Tangan Andre terulur mengambil tissue dan membersihkan tangan Icha juga tangannya dan kejantanannya. Untuk pertama kalinya Andre tersenyum tulus pada Icha. Mengecup kening Icha lagi dan mengucapkan terima kasih. Membuat pipi Icha bersemu dan dia ikut merasa senang.
Andre memakai celanya dan ikat pinggang nya kembali, sementara Icha memakai bra dan celana dalamnya yang terhempas di lantai.
Saat akan mengancingi kemejanya, Andre membantunya seperti memakaikan anak pakaian sekolah dengan lembut dikancingi kemeja Icha satu-satu sampai di kancing paling atas, dia mencium bibir Icha lembut dan meninggalkan Icha menuju toilet.
Icha memegang pipinya yang panas, senyum terus terkembang di bibirnya, ternyata dia bisa juga membuat Andre tersenyum dan seolah bangga akan hal itu. Icha masih merapikan roknya ketika Andre keluar dari toilet dan kembali menghampiri Icha. Jantung Icha berdetak tak karuan ketika Andre mendekatkan wajahnya dan berbisik, "bersihin dulu sana, habis ini kita makan siang terus ke kantor satu," ucap Andre sambil menepuk bokong Icha dan berjalan ke mejanya.

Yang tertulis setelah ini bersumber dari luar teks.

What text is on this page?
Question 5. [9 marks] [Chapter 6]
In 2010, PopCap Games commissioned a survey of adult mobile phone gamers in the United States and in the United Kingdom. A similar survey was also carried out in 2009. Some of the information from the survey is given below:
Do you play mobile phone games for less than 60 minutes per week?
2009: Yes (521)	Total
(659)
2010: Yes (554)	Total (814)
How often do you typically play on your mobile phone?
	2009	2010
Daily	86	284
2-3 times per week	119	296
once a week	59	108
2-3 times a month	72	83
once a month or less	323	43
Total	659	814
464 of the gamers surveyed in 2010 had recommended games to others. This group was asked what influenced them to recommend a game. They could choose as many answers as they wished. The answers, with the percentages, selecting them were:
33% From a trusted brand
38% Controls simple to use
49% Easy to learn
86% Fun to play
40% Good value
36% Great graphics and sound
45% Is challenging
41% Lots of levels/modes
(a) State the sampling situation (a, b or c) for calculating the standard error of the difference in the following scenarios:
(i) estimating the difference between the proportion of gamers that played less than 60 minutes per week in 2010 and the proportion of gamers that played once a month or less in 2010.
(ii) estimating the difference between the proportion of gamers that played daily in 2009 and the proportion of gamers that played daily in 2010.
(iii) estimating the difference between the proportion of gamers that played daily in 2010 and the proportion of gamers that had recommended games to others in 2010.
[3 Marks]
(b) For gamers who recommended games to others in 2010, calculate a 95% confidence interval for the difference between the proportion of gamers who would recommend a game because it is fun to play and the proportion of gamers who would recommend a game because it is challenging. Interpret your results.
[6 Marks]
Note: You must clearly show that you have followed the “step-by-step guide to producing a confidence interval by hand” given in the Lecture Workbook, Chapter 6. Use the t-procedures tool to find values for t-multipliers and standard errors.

Icha bergegas ke toilet, membersihkan kewanitaan nya yang masih terasa basah, mencucinya dengan sabun agar tak kentara aroma khas miliknya.
Saat keluar toilet dia melihat Andre yang sudah membuka kunci pintu dan membereskan mejanya. Ichapun ikut membereskan meja miliknya dan memasukkan laptop ke tas.
Menyemprot parfum ke baju dan lehernya. Lalu  ikut berjalan keluar mengekor Andre. Sudah hampir pukul dua ketika mereka meninggalkan kantor itu dan menuju rumah makan padang di dekat kantor.